Thought Leadership

Benchmarking Mule Batch Approaches

By Victor Sosa, Director of Service Delivery at IO Connect Services

November 27, 2020

This article was originally written by Victor Sosa, Director of Enterprise Integrations. Note: This blog post demonstrates that when fine-tuning a Mule application, the processing of really big volumes of data can be achieved in a matter of minutes. A next blog post, written by Irving Casillas, shows you exactly how to do this but adding resiliency. See Mule Batch - Adding Resiliency to the Manual Pagination Approach.

Bulk processing is one of the most overlooked use cases in enterprise systems, even though they’re very useful when handling big loads of data. In this document, I will showcase different scenarios of bulk upsert to a database using Mule batch components to evaluate some aspects of performance. The objective is to create a best practice of what’s the best configuration of Mule batch components and jobs that process big loads of data for performance purposes. Our goal is to optimize timing executions without compromising computer resources like memory and network connections.

The computer used for this proof has a very commodity configuration as follows:

Lenovo ThinkPad T460
Intel Core i7 2.8 GHz
8 GB RAM Memory
HDD 100GB SSD

The software installed is:

MySQL Server v8.0.
Mule v3.8.2.
Anypoint Studio v6.2.2.
JProfiler v9.2.1

The evaluation consists of the processing comma-separated values (.CSV) file which contains 821000+ records and 40 columns for each record. First, we consume the file content, later we transform the data, and then we store them into a database table. The file sizes 741 MB when uncompressed. To ensure that each record has the latest information, the database queries must implement the upsert statement pattern.

Three approaches are shown here:

Out-of-the-box Mule batch jobs and batch commit components.
Using a custom pagination algorithm.
A hybrid solution.

The first two approaches use the bulk mode of the Insert operation in the Database connector. The third approach uses the Bulk operation in the Database connector.

One important distinction here: The term “upsert execution” is used to refer to the action of inserting a new record but if you find a record with that key then update it with the new values if any. In MySQL this is called “Insert … on duplicate key update” and you can find the documentation here https://dev.mysql.com/doc/refman/5.7/en/insert-on-duplicate.html The term “Insert operation” is used to refer to the Insert configuration element in Mule. You can find documentation here https://docs.mulesoft.com/mule-user-guide/v/3.8/database-connector-reference#insert In other words, we are executing MySQL upsert statements with the Insert operation from the Db component in Mule.

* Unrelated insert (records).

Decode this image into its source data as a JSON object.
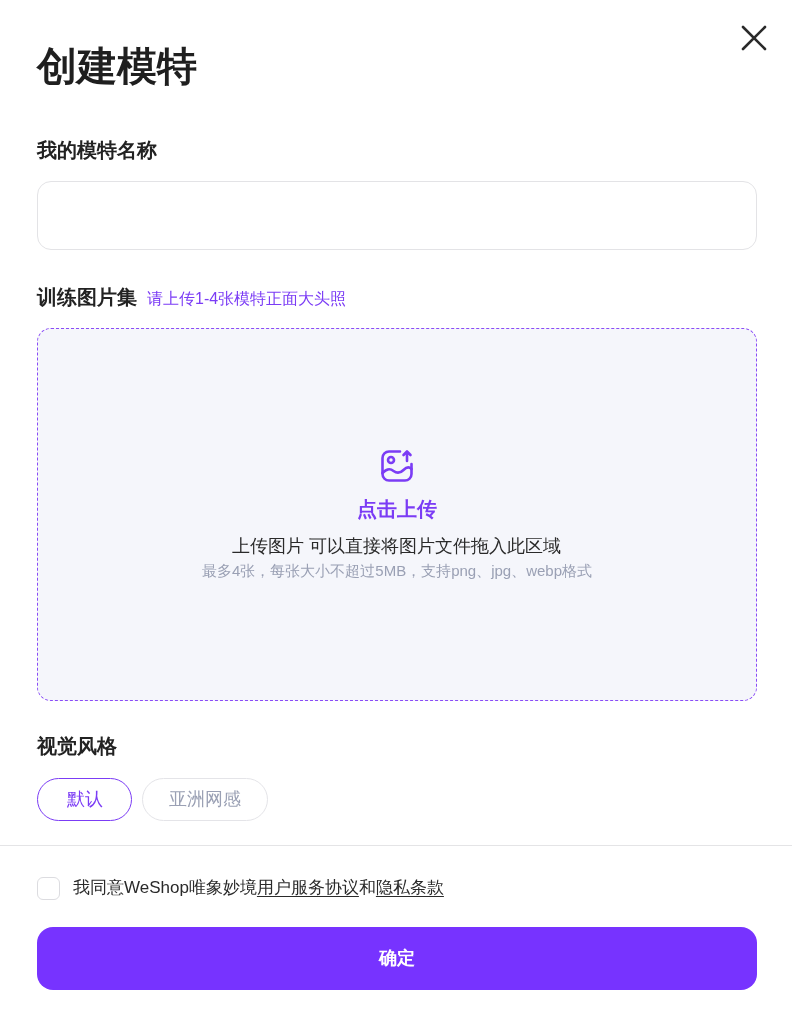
{
  "dialog": {
    "title": "创建模特"
  },
  "name_field": {
    "label": "我的模特名称"
  },
  "training_images": {
    "label": "训练图片集",
    "hint": "请上传1-4张模特正面大头照",
    "upload": {
      "action": "点击上传",
      "instruction": "上传图片 可以直接将图片文件拖入此区域",
      "limits": "最多4张，每张大小不超过5MB，支持png、jpg、webp格式"
    }
  },
  "visual_style": {
    "label": "视觉风格",
    "options": [
      {
        "label": "默认",
        "selected": true
      },
      {
        "label": "亚洲网感",
        "selected": false
      }
    ]
  },
  "agreement": {
    "checked": false,
    "parts": [
      {
        "kind": "text",
        "text": "我同意WeShop唯象妙境"
      },
      {
        "kind": "link",
        "text": "用户服务协议"
      },
      {
        "kind": "text",
        "text": "和"
      },
      {
        "kind": "link",
        "text": "隐私条款"
      }
    ]
  },
  "confirm_button": {
    "label": "确定"
  }
}
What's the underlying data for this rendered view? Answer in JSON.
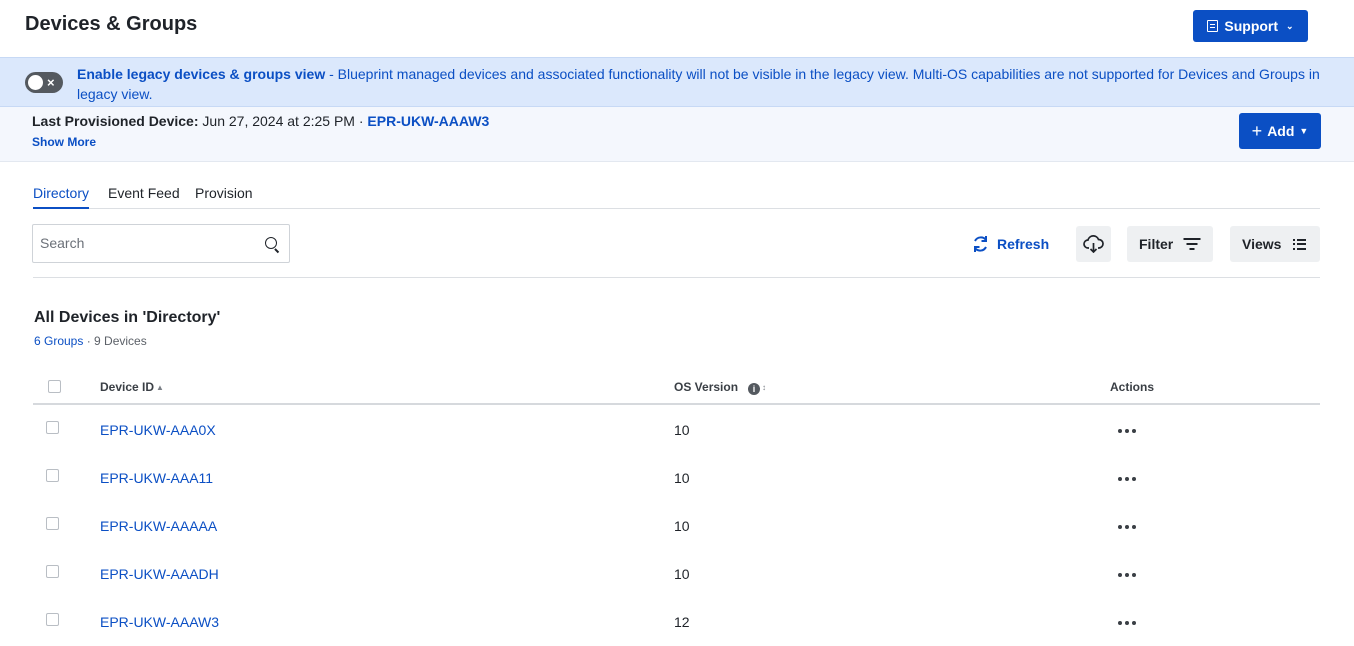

You can find the code in our GitHub repository https://github.com/ioconnectservices/upsertpoc

Approach 1: Out-of-the-box Mule batch jobs and batch commit components

Some background about the Mule Batch connector. You can configure the block size and the maximum amount of threads of the connect. Moreover, in the Batch Commit component, you can also configure the commit size of the batch. This gives a lot of flexibility in terms of performance and memory tuning.

This flexibility comes with a price: You must calculate the amount of memory the computer will be able to manage for this process only on each block size. This can be easily calculated with the following formula:

Maximum memory = Size of the record * block size * number of maximum threads

For instance, in our test, the size of the record -which is a SQL upsert statement- is 3.1 KB. The settings for the Batch component are 200 records of block size and 25 running threads. This will require a total of 15.13 MB per block size. In this case, this will be executed a minimum of 4105 times approximately (remember the 821000 records?). Also, you must verify that your computer host has enough CPU and memory available for the garbage collection too.

The flow

Figure 1. The batch flow.

The batch job is configured to use a maximum of 25 threads and a block size of 200 records.
The file content is transformed into an iterator which is then passed to the batch step.
The commit size of the Batch Commit is set to 200. This matches the block size of the batch job, meaning the full block will be committed.
The Database connector is using an Insert operation in bulk mode and it’s parameterized.

A simple flow as all the pagination and bulk construction is done by Mule, we just need to worry about the SQL statement and performance.

The metrics

As explained before, batch jobs are designed to run as fastest as possible by running multiple processes in threads.

The total time of execution is ~7 minutes.
4105 round trips are made to insert the records into the database.
The maximum memory used during the execution of the batch is 1.29 GB.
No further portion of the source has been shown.